SAMPIT— Pemerintah Kabupaten Kotawaringin Kotawaringin Timur (Kotim) menggelar tradisi tahunan Manuyang Anak dengan bayi sebanyak 115 peserta yang berlangsung di Islamic Center, Minggu (1/12) malam. Hal tersebut dilakukan untuk melestarikan tradisi dengan menjadikannya agenda wisata.
Wakil Bupati Kotim M Taufiq Mukri mengatakan, jumlah peserta tahun ini jauh lebih banyak dari tahun sebelumnya. Terlihat antusias peserta, dari laporan panitia peserta yang mendaftar 135 peserta, tapi yang bisa tertampung hanya 115 peserta, ini artinya masyarakat sangat antusias sekali dengan event ini.
Manuyang anak ini merupakan event pariwisata yang rutin digelar setiap tahun, saat bulan Rabiul Awal atau bertepatan dengan bulan kelahiran Nabi Muhammad SAW. Manuyang anak merupakan budaya yang lahir di kalangan masyarakat suku Dayak pesisir.
Tradisi manuyang anak tumbuh dan berkembang dalam masyarakat melayu di Kotim yang dipengaruhi budaya Islam sarat dengan makna yang tersirat.
Taufiq berharap event Manuyang Anak selanjutnya dapat dikemas lebih menarik lagi.
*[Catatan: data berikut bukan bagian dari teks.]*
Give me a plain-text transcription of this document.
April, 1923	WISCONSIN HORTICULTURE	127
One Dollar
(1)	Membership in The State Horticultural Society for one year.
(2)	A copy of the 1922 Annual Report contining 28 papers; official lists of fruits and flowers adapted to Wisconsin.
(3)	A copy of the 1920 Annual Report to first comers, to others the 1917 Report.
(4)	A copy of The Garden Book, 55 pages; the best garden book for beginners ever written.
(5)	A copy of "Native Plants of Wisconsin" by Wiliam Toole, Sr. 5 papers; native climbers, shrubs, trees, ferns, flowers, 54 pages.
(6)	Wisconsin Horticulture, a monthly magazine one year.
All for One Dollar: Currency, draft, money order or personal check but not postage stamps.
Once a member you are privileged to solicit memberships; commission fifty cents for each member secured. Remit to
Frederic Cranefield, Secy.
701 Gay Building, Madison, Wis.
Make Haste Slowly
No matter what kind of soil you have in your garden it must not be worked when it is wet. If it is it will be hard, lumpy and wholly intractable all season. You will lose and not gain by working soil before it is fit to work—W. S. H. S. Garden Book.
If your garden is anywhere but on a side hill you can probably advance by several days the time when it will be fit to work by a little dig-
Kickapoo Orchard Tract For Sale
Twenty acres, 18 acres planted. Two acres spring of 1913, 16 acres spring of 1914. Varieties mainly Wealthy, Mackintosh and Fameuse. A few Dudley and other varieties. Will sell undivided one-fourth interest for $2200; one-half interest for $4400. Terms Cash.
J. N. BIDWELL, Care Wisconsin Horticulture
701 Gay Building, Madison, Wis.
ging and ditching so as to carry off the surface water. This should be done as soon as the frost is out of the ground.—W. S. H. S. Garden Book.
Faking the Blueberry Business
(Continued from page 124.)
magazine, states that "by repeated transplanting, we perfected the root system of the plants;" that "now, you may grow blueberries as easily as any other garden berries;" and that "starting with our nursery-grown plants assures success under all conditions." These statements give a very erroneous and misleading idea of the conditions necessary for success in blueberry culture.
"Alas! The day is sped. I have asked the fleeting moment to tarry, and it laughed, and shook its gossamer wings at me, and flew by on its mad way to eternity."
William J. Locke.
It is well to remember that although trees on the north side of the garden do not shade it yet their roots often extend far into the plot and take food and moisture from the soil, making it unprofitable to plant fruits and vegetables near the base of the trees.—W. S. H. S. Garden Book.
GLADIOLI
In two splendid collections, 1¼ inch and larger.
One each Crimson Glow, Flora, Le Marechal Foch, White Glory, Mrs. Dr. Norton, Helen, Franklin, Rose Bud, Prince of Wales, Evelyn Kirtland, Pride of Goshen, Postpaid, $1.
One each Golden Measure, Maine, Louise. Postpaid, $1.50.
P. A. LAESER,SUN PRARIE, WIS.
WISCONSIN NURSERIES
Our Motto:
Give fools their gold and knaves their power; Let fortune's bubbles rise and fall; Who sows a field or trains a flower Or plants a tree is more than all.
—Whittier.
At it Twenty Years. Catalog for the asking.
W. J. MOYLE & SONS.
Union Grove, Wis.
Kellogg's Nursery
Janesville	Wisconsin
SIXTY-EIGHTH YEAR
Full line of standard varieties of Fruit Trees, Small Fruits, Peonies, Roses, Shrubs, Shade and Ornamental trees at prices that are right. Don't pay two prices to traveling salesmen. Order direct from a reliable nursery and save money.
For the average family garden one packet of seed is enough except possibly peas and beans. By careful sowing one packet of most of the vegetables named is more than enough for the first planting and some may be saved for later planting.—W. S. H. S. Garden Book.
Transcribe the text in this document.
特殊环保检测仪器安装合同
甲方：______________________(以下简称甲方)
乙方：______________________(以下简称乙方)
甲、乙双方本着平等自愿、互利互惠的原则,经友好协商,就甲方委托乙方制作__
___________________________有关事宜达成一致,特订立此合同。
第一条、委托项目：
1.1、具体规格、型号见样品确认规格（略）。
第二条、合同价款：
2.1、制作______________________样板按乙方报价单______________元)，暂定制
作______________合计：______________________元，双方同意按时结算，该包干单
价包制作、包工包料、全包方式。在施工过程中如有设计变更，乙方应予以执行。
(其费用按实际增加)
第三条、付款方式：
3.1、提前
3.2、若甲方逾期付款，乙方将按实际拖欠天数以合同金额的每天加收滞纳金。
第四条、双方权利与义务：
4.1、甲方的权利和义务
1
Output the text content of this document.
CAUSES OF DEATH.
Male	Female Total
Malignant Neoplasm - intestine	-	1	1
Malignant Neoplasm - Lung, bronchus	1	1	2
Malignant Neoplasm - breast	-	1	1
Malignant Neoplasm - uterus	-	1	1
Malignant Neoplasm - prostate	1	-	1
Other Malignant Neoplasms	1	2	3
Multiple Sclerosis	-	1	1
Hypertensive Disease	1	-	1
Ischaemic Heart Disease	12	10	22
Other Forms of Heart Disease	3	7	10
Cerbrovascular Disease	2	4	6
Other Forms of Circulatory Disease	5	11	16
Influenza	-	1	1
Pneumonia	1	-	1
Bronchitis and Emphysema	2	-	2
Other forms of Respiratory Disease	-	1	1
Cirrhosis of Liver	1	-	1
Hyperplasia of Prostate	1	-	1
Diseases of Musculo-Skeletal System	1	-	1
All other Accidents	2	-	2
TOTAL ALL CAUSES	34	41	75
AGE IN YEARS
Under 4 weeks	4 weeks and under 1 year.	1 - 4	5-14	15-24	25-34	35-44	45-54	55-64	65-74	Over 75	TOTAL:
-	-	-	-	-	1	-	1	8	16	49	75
Sehingga tak hanya menjadi daya tarik bagi warga lokal melainkan juga wisatawan dari luar daerah, bahkan mancanegara.
"Event ini juga dikaitakan dengan budaya dan kegiatan pariwisata Kotim," sebutnya.
Tradisi manuyang anak dilakukan oleh keluarga yang memiliki bayi berusia satu hari sampai dengan satu tahun dengan maksud sebagai ungkapan rasa syukur atas kehadiran anak dan harapan bagi masa depan.
Sebagai syarat dalam melaksanakan tradisi ini dibuat ayunan yang dihiasi oleh keluarga yang mempunyai anak. ayunan tersebut terdiri dari kain panjang dengan tujuh lapis dan lapis ketujuh berwarna kuning yang melambangkan bahwa si anak benar-benar dijaga oleh keluarganya.
Pada ayunan tersebut juga terdapat beberapa anyaman yang mempunyai berbagai makna seperti anyaman burung melambangkan harapan orang tua akan cita-cita yang tinggi, anyaman keris melambangkan si anak diharapkan menjadi orang yang giat bekerja usaha serta anyaman gunungan untuk anak perempuan dibentuk tinggi dengan maksud si anak akan mempunyai derajat tinggi, sedangkan untuk anak laki-laki bentuk gunungan melebar dengan makna agar si anak kelak menjadi orang yang terhormat.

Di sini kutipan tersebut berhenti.